The run commute gave me flexibility and control. Midweek long runs of 13–16 miles were built by extending one or both legs, using preplanned route variants that allowed me to dial mileage and elevation based on the day. One favorite route included the final ten miles of the Boston Marathon course and the Newton Hills, running early to avoid traffic. Logistics were critical: two lockers (one of running clothes and one for work clothes) at the work gym, a weekly Sunday reset bringing fresh work clothes and food for the week, a dedicated commute bag, and basic recovery tools the office. With high mileage, a demanding job, and a toddler at home, the run commute made training sustainable. It also created clean mental boundaries: focus on the run in the morning, leave work behind on the way home, and arrive present for recovery and family.
6. Lessons for Next Season
There are several lessons I carry into the 2026 season. I plan to run the Boston Marathon at a more controlled, relaxed effort, likely around 2:45, and place greater emphasis on a focused build toward Berlin in September 2026. Is a 2:28 in Berlin possible?
One of the most important lessons from this season is that I allowed muscle tightness to linger longer than I should have. That decision caught up with me late in the CIM race and again post marathon. Going forward, regular bodywork cannot be optional. A massage therapist needs to be part of the plan, especially beginning in the second block of a four-block training cycle, when cumulative fatigue starts to rise.
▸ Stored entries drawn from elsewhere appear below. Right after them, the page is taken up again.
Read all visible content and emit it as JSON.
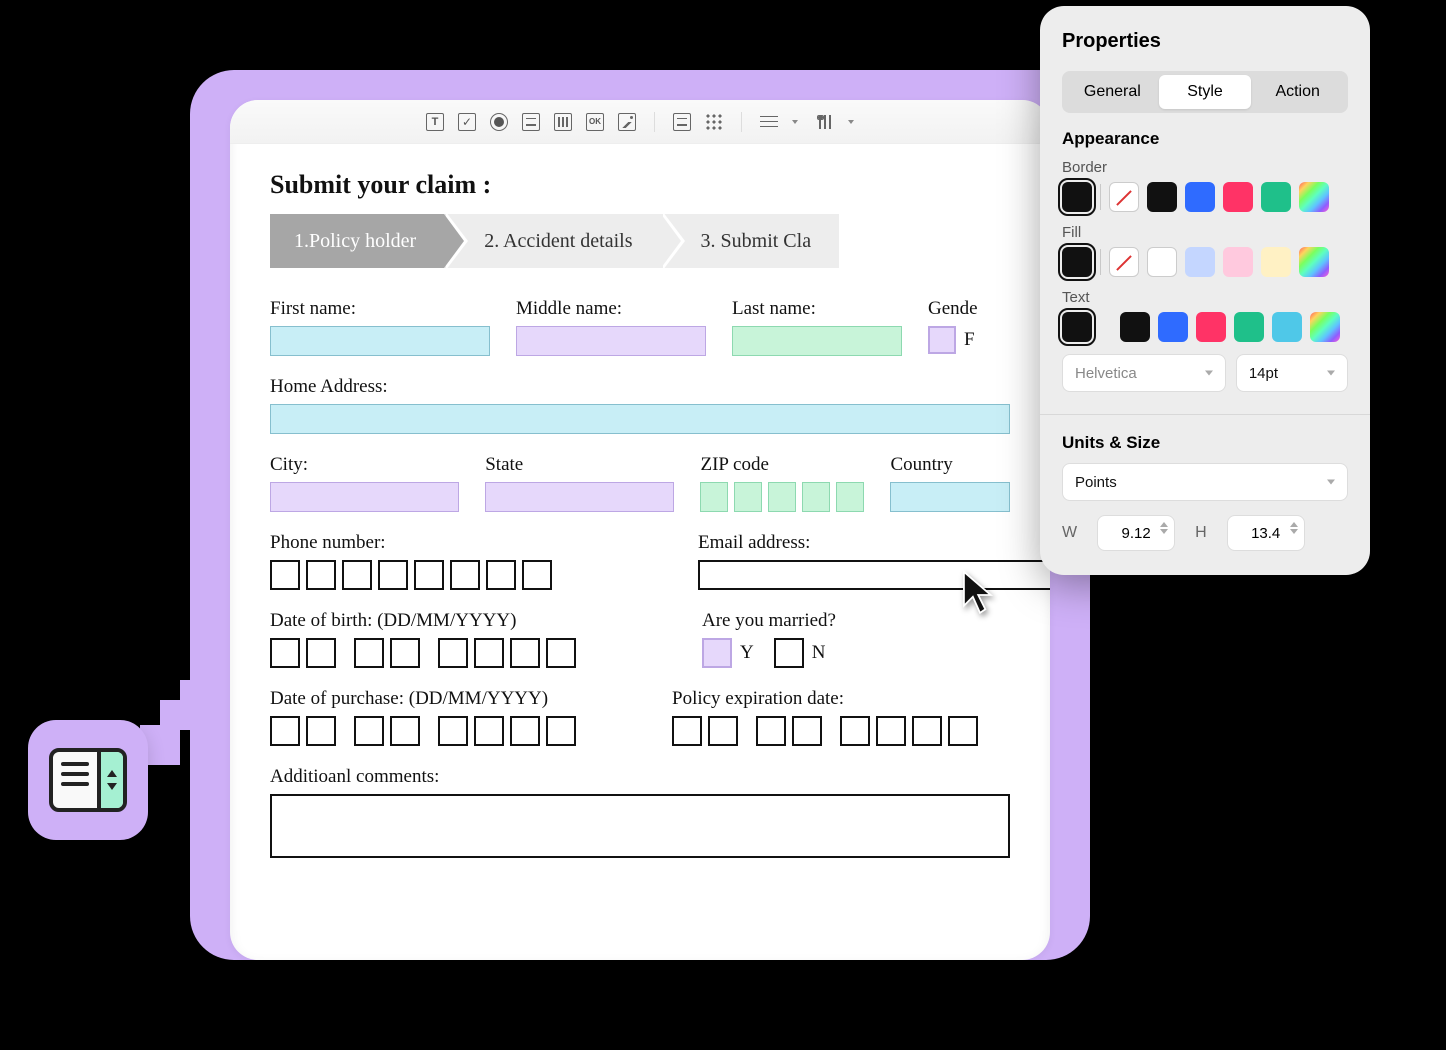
{
  "form": {
    "title": "Submit your claim :",
    "steps": [
      "1.Policy holder",
      "2. Accident details",
      "3. Submit Cla"
    ],
    "labels": {
      "first_name": "First name:",
      "middle_name": "Middle name:",
      "last_name": "Last name:",
      "gender": "Gende",
      "home_address": "Home Address:",
      "city": "City:",
      "state": "State",
      "zip": "ZIP code",
      "country": "Country",
      "phone": "Phone number:",
      "email": "Email address:",
      "dob": "Date of birth: (DD/MM/YYYY)",
      "married": "Are you married?",
      "dop": "Date of purchase: (DD/MM/YYYY)",
      "expiry": "Policy expiration date:",
      "comments": "Additioanl comments:"
    },
    "gender_value": "F",
    "married_yes": "Y",
    "married_no": "N"
  },
  "panel": {
    "title": "Properties",
    "tabs": {
      "general": "General",
      "style": "Style",
      "action": "Action"
    },
    "appearance": "Appearance",
    "border": "Border",
    "fill": "Fill",
    "text": "Text",
    "font": "Helvetica",
    "font_size": "14pt",
    "units_title": "Units & Size",
    "units": "Points",
    "w_label": "W",
    "h_label": "H",
    "w_value": "9.12",
    "h_value": "13.4"
  },
  "colors": {
    "border": [
      "black",
      "none",
      "white",
      "black",
      "blue",
      "pink",
      "green",
      "rainbow"
    ],
    "fill": [
      "black",
      "none",
      "white",
      "lblue",
      "lpink",
      "lyellow",
      "rainbow"
    ],
    "text": [
      "black",
      "black",
      "blue",
      "pink",
      "green",
      "cyan",
      "rainbow"
    ]
  }
}
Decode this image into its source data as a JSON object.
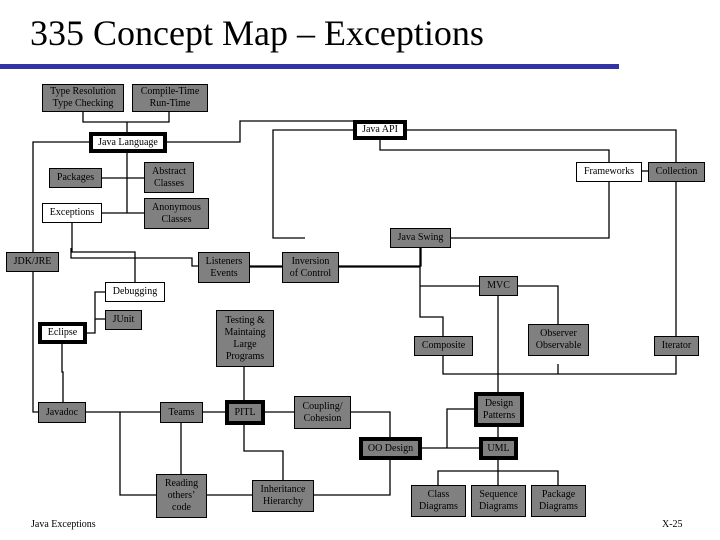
{
  "title": "335 Concept Map – Exceptions",
  "colors": {
    "accent_rule": "#3333a6",
    "node_gray": "#808080",
    "node_white": "#ffffff"
  },
  "nodes": {
    "type_resolution": "Type Resolution\nType Checking",
    "compile_time": "Compile-Time\nRun-Time",
    "java_language": "Java Language",
    "java_api": "Java API",
    "packages": "Packages",
    "abstract_classes": "Abstract\nClasses",
    "exceptions": "Exceptions",
    "anonymous_classes": "Anonymous\nClasses",
    "frameworks": "Frameworks",
    "collection": "Collection",
    "java_swing": "Java Swing",
    "jdk_jre": "JDK/JRE",
    "listeners_events": "Listeners\nEvents",
    "inversion_of_control": "Inversion\nof Control",
    "debugging": "Debugging",
    "mvc": "MVC",
    "junit": "JUnit",
    "eclipse": "Eclipse",
    "testing": "Testing &\nMaintaing\nLarge\nPrograms",
    "composite": "Composite",
    "observer": "Observer\nObservable",
    "iterator": "Iterator",
    "javadoc": "Javadoc",
    "teams": "Teams",
    "pitl": "PITL",
    "coupling": "Coupling/\nCohesion",
    "design_patterns": "Design\nPatterns",
    "oo_design": "OO Design",
    "uml": "UML",
    "reading_code": "Reading\nothers’\ncode",
    "inheritance": "Inheritance\nHierarchy",
    "class_diagrams": "Class\nDiagrams",
    "sequence_diagrams": "Sequence\nDiagrams",
    "package_diagrams": "Package\nDiagrams"
  },
  "footer": {
    "left": "Java Exceptions",
    "right": "X-25"
  }
}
Hip health remains a priority. I underestimated the impact of limited hip mobility, and it affected more of my running than I initially realized. I also neglected thoracic mobility, something I am now learning plays a meaningful role in posture, arm swing, and overall efficiency. These gaps are fixable, but only if addressed consistently. Next season, mobility work, particularly for the hips and thoracic spine, will be non-negotiable.
Finally, I need to be more disciplined about fundamentals that are easy to dismiss when time is limited. Running drills, strength maintenance, and prehab work often feel optional in the moment, but they are critical at this level. As the margins narrow, ignoring small things becomes costly.